Lola, el amor de Azaña
EL 27 DE NOVIEMBRE de 1929, la iglesia de San Jerónimo el Real, en Madrid, acoge la boda de un hombre a punto de cumplir los 50 años y una joven de apenas 25: Manuel Azaña y Dolores Rivas Cherif. Él, un hombre tímido en las relaciones sentimentales, enamoradizo. Ella, hija de una familia de la burguesía acomodada, culta. Después de la boda, un té en el cercano hotel Ritz para celebrar el evento. La luna de miel, cómo no, a París.

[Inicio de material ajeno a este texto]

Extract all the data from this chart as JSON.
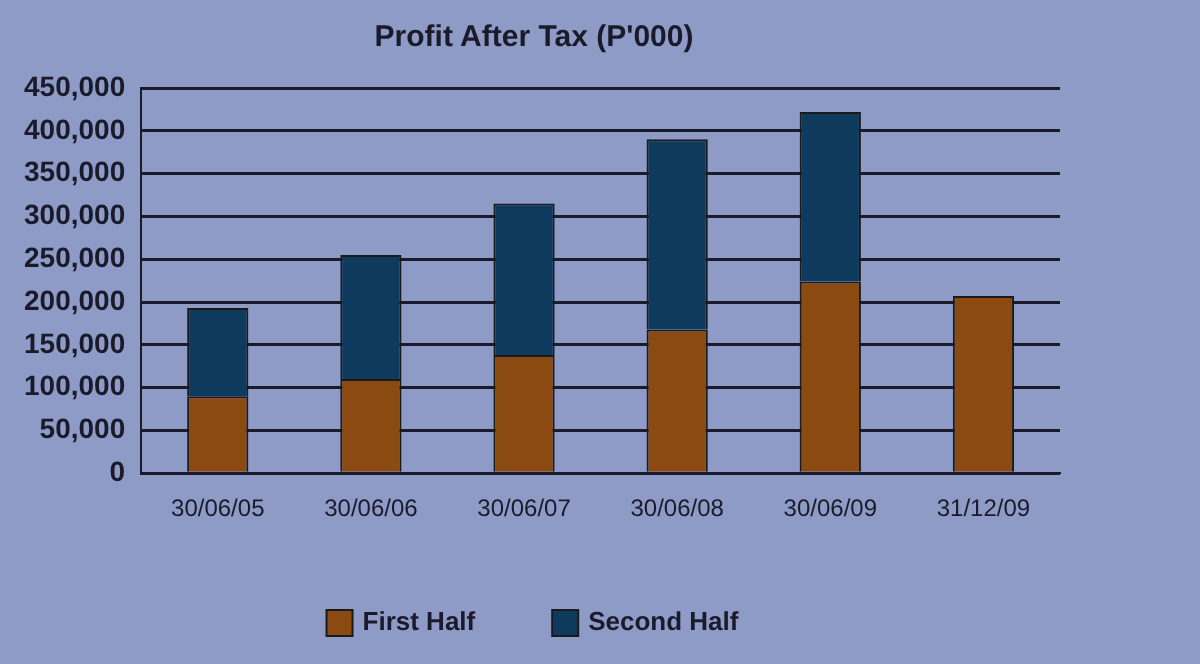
{
  "chart_data": {
    "type": "bar",
    "title": "Profit After Tax (P'000)",
    "stacked": true,
    "categories": [
      "30/06/05",
      "30/06/06",
      "30/06/07",
      "30/06/08",
      "30/06/09",
      "31/12/09"
    ],
    "series": [
      {
        "name": "First Half",
        "color": "#8a4a12",
        "values": [
          90000,
          110000,
          138000,
          168000,
          224000,
          207000
        ]
      },
      {
        "name": "Second Half",
        "color": "#0e3a5e",
        "values": [
          103000,
          145000,
          177000,
          222000,
          198000,
          null
        ]
      }
    ],
    "ylim": [
      0,
      450000
    ],
    "yticks": [
      0,
      {
        "value": 50000,
        "label": "50,000"
      },
      {
        "value": 100000,
        "label": "100,000"
      },
      {
        "value": 150000,
        "label": "150,000"
      },
      {
        "value": 200000,
        "label": "200,000"
      },
      {
        "value": 250000,
        "label": "250,000"
      },
      {
        "value": 300000,
        "label": "300,000"
      },
      {
        "value": 350000,
        "label": "350,000"
      },
      {
        "value": 400000,
        "label": "400,000"
      },
      {
        "value": 450000,
        "label": "450,000"
      }
    ],
    "grid": "y",
    "legend": "bottom"
  }
}
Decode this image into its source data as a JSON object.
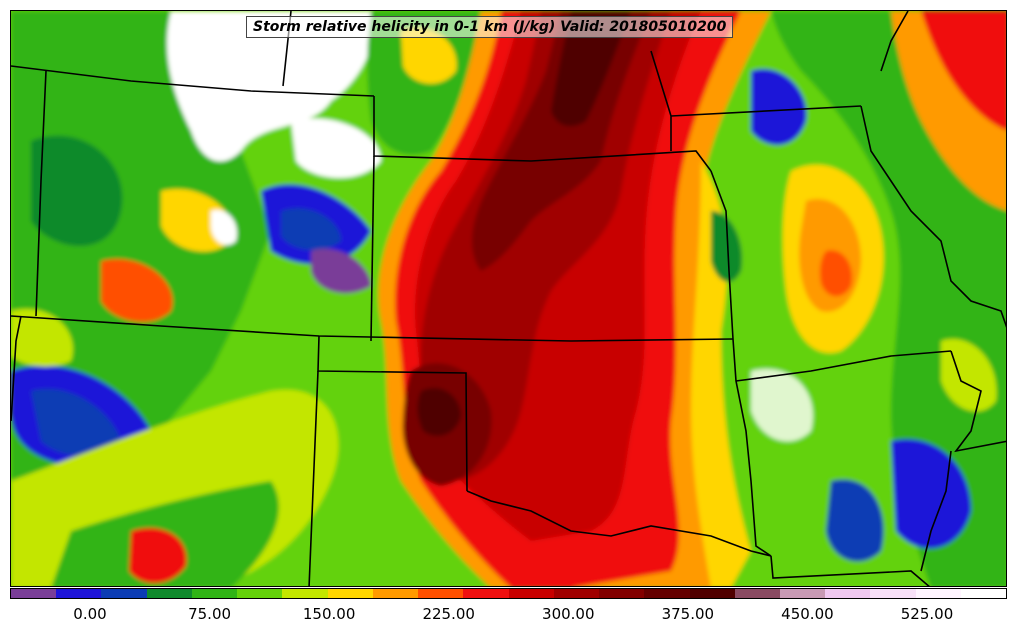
{
  "title": "Storm relative helicity in 0-1 km (J/kg) Valid: 201805010200",
  "colorbar": {
    "colors": [
      "#7a3e98",
      "#1e14d8",
      "#0c3cb4",
      "#0f8a2c",
      "#30b415",
      "#64d20a",
      "#c3e600",
      "#ffd600",
      "#ff9a00",
      "#ff5000",
      "#f01010",
      "#c80000",
      "#a00000",
      "#820000",
      "#640000",
      "#500000",
      "#8a4a62",
      "#c89ab4",
      "#f0c8f0",
      "#f8e0f8",
      "#fff4ff",
      "#ffffff"
    ],
    "ticks": [
      "0.00",
      "75.00",
      "150.00",
      "225.00",
      "300.00",
      "375.00",
      "450.00",
      "525.00"
    ]
  },
  "map": {
    "palette": {
      "white": "#ffffff",
      "purple": "#7a3e98",
      "blue": "#1e14d8",
      "navy": "#0c3cb4",
      "darkgreen": "#0f8a2c",
      "green": "#30b415",
      "lightgreen": "#64d20a",
      "lime": "#c3e600",
      "yellow": "#ffd600",
      "orange": "#ff9a00",
      "redorange": "#ff5000",
      "red": "#f01010",
      "darkred": "#c80000",
      "maroon": "#a00000",
      "deepmaroon": "#780000",
      "blackred": "#500000",
      "borders": "#000000"
    }
  }
}
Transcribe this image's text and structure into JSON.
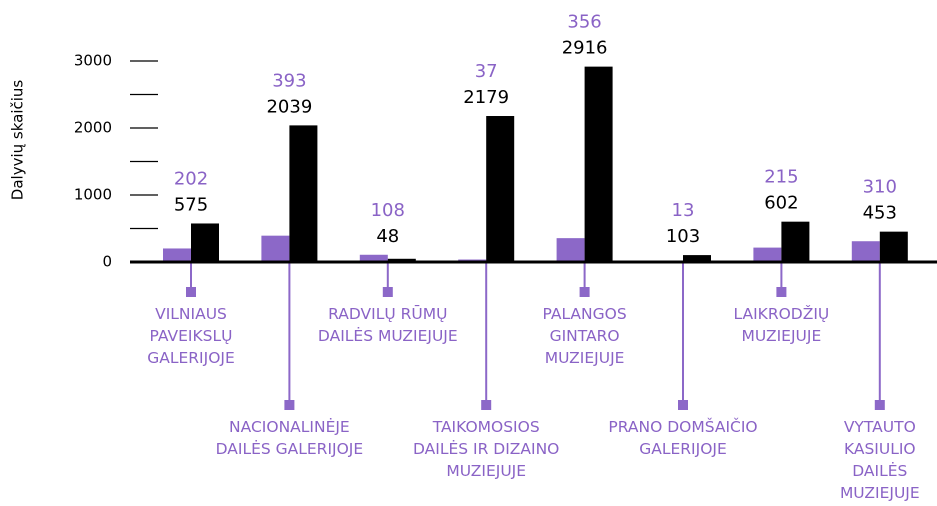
{
  "chart_data": {
    "type": "bar",
    "y_label": "Dalyvių skaičius",
    "categories": [
      "VILNIAUS PAVEIKSLŲ GALERIJOJE",
      "NACIONALINĖJE DAILĖS GALERIJOJE",
      "RADVILŲ RŪMŲ DAILĖS MUZIEJUJE",
      "TAIKOMOSIOS DAILĖS IR DIZAINO MUZIEJUJE",
      "PALANGOS GINTARO MUZIEJUJE",
      "PRANO DOMŠAIČIO GALERIJOJE",
      "LAIKRODŽIŲ MUZIEJUJE",
      "VYTAUTO KASIULIO DAILĖS MUZIEJUJE"
    ],
    "series": [
      {
        "color": "#8c68c8",
        "values": [
          202,
          393,
          108,
          37,
          356,
          13,
          215,
          310
        ]
      },
      {
        "color": "#000000",
        "values": [
          575,
          2039,
          48,
          2179,
          2916,
          103,
          602,
          453
        ]
      }
    ],
    "ylim": [
      0,
      3000
    ],
    "yticks": [
      0,
      1000,
      2000,
      3000
    ],
    "minor_yticks": [
      500,
      1500,
      2500
    ]
  }
}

Ya hacía unos años que Azaña conocía a Lola. No en vano, era la hermana pequeña de quien pudiera considerarse su mejor amigo, Cipriano Rivas, el mismo con el que vivió durante meses en la capital francesa, con quien fundó La Pluma, su confidente en toda clase de asuntos. Sin embargo, la diferencia de edad, el miedo a la reacción de su amigo, y su propio rubor implicaron que se demorase en declararse a Lola. Lo hizo en un baile de disfraces que se celebró en la casa de los Caro Baroja. Ella iba disfrazada de damisela del Segundo Imperio; él, de cardenal. No fue sencillo que la familia Rivas Cherif aceptara el enlace. Pero acabó haciéndolo, y desde entonces se acompañaron en prácticamente todos los momentos claves de la intensa vida política de la República. También en los diferentes movimientos durante la Guerra Civil. También en el exilio. Azaña murió en Francia, en Montauban, en noviembre de 1940. Lola se exiliaría entonces, como tantos otros republicanos españoles, a México, donde llegó en junio de 1941. Allí permaneció hasta su muerte, en 1993. Nunca volvió a España.